Continuing this tradition, you will find some handy tips and techniques submitted by our members. Should you have a great tip to pass on please feel free to send us an e-mail with "tips and techniques" in the subject line and we'll add it to the collection.
As you check back, please scroll down for newer tips.
Technique submitted by Alan Scott:
As carvers, we take inspiration from many sources. We don’t always have quick and easy access to patterns, and sometimes a pattern just isn’t available for what we want to carve. Club member Alan Scott has used a little high tech to help solve this dilemma. Using a laser leveling devise, easily obtainable from your local hardware store, Alan has come up with a way to lay out a carving using a few simple items. You will need: paper, pencil, a small ruler, a “go to”, a block of wood, and a laser leveling devise.
Step 1. Trace the base of your “go to” onto the piece of paper. This will help you to make sure
you are placing your “go to” in the same position every time as you carve and need to
re-establish your center line.
Step 2. Use the laser level to find the center line on the “go to”.
Step 3. Use a ruler to measure out from the center line to the edges of your “go to”.
Step 4. Transfer these measurements to your block of wood. You will be able to map the
contours of the “go to” onto your block of wood.
Step 5. Rotate “go to” and block of wood to do the same for the side view of the project. As you carve and remove wood, you will be able to re-establish your center lines and re-map
your design using the laser level.
One of the benefits of attending club meetings, besides the great classes and fellowship is sometimes stumbling across a great idea.
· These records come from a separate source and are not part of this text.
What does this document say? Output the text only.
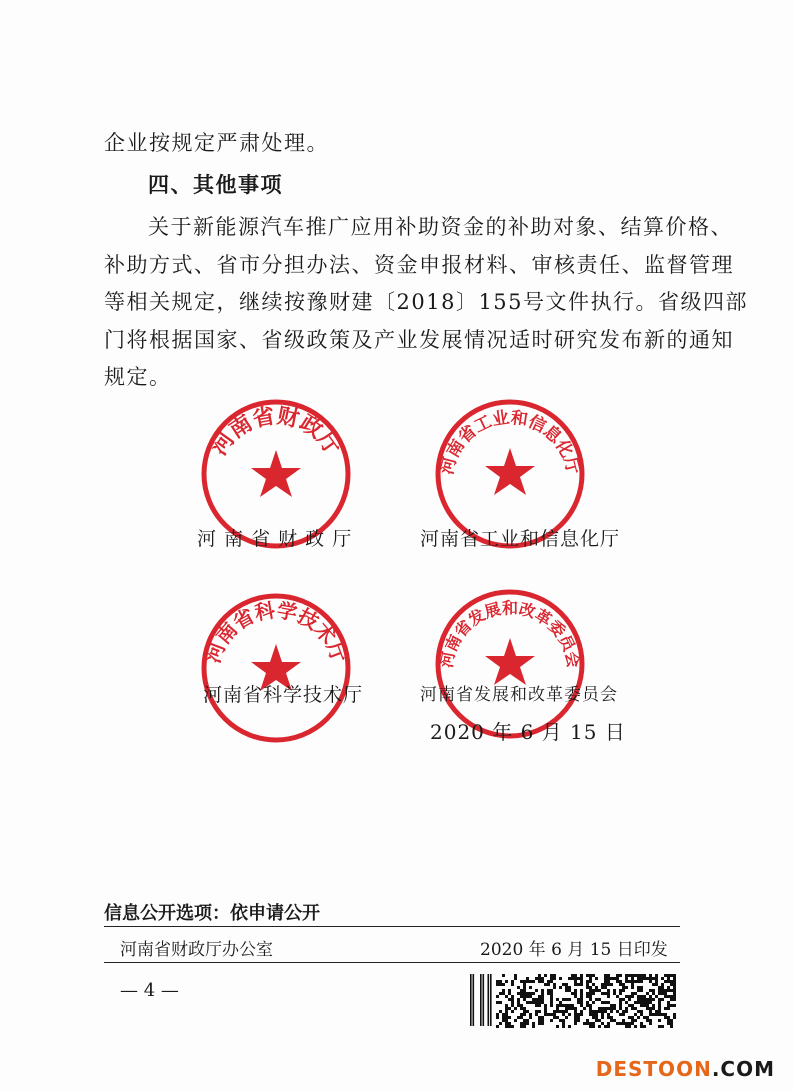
企业按规定严肃处理。
四、其他事项
关于新能源汽车推广应用补助资金的补助对象、结算价格、
补助方式、省市分担办法、资金申报材料、审核责任、监督管理
等相关规定，继续按豫财建〔2018〕155号文件执行。省级四部
门将根据国家、省级政策及产业发展情况适时研究发布新的通知
规定。
河南省财政厅
河南省工业和信息化厅
河 南 省 财 政 厅	河南省工业和信息化厅
河南省科学技术厅	河南省发展和改革委员会
河南省科学技术厅	河南省发展和改革委员会
2020 年 6 月 15 日
信息公开选项：依申请公开
河南省财政厅办公室	2020 年 6 月 15 日印发
— 4 —
DESTOON.COM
While walking the tables to check out projects and chat, I stumbled across such an idea. Some of our carvers, Dave Kistler one of them, have found that a traveling toothbrush holder makes a handy carrier for a knife. It is especially useful when bringing a project to work on that only requires a knife or two. It is suggested that you add part of a plastic tube or a piece of Styrofoam into the tube to act as a stop. This prevents the blade of the knife from breaking out the end of the plastic tube. You can find these toothbrush holders at many local grocery and convenience stores.
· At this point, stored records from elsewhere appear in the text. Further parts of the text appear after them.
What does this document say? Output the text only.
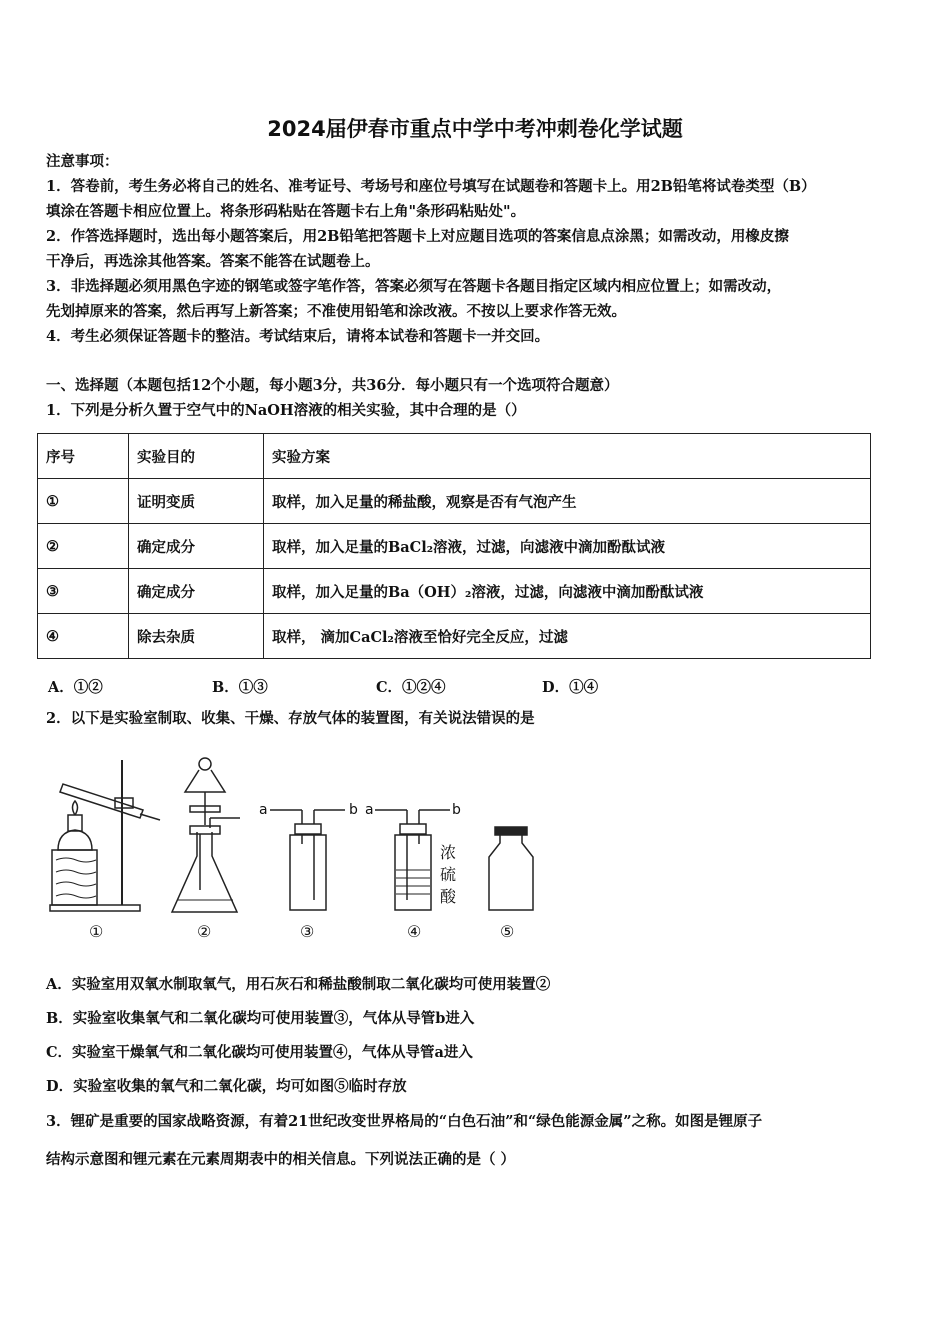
2024届伊春市重点中学中考冲刺卷化学试题
注意事项：
1．答卷前，考生务必将自己的姓名、准考证号、考场号和座位号填写在试题卷和答题卡上。用2B铅笔将试卷类型（B）
填涂在答题卡相应位置上。将条形码粘贴在答题卡右上角"条形码粘贴处"。
2．作答选择题时，选出每小题答案后，用2B铅笔把答题卡上对应题目选项的答案信息点涂黑；如需改动，用橡皮擦
干净后，再选涂其他答案。答案不能答在试题卷上。
3．非选择题必须用黑色字迹的钢笔或签字笔作答，答案必须写在答题卡各题目指定区域内相应位置上；如需改动，
先划掉原来的答案，然后再写上新答案；不准使用铅笔和涂改液。不按以上要求作答无效。
4．考生必须保证答题卡的整洁。考试结束后，请将本试卷和答题卡一并交回。
一、选择题（本题包括12个小题，每小题3分，共36分．每小题只有一个选项符合题意）
1．下列是分析久置于空气中的NaOH溶液的相关实验，其中合理的是（）
序号	实验目的	实验方案
①	证明变质	取样，加入足量的稀盐酸，观察是否有气泡产生
②	确定成分	取样，加入足量的BaCl₂溶液，过滤，向滤液中滴加酚酞试液
③	确定成分	取样，加入足量的Ba（OH）₂溶液，过滤，向滤液中滴加酚酞试液
④	除去杂质	取样， 滴加CaCl₂溶液至恰好完全反应，过滤
A．①②	B．①③	C．①②④	D．①④
2．以下是实验室制取、收集、干燥、存放气体的装置图，有关说法错误的是
a	b a	b
浓
硫
酸
①	②	③	④	⑤
A．实验室用双氧水制取氧气，用石灰石和稀盐酸制取二氧化碳均可使用装置②
B．实验室收集氧气和二氧化碳均可使用装置③，气体从导管b进入
C．实验室干燥氧气和二氧化碳均可使用装置④，气体从导管a进入
D．实验室收集的氧气和二氧化碳，均可如图⑤临时存放
3．锂矿是重要的国家战略资源，有着21世纪改变世界格局的“白色石油”和“绿色能源金属”之称。如图是锂原子
结构示意图和锂元素在元素周期表中的相关信息。下列说法正确的是（ ）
Greg Wirtz, one of our instructors for the Doane Experience came up with a great idea to re-purpose a stand used in storing scissors for scrapbooking.
This stand can be purchased at Hobby Lobby. It comes with a set of craft scissors that you could use or pass along to someone interested in crafting or scrapbooking, maybe donate to your nearest elementary school.
Greg has found that his Denny knives fit quite well in the stand. Since the stand has a carousel base, he is able to see the blades of the knives and gouges by spinning the stand.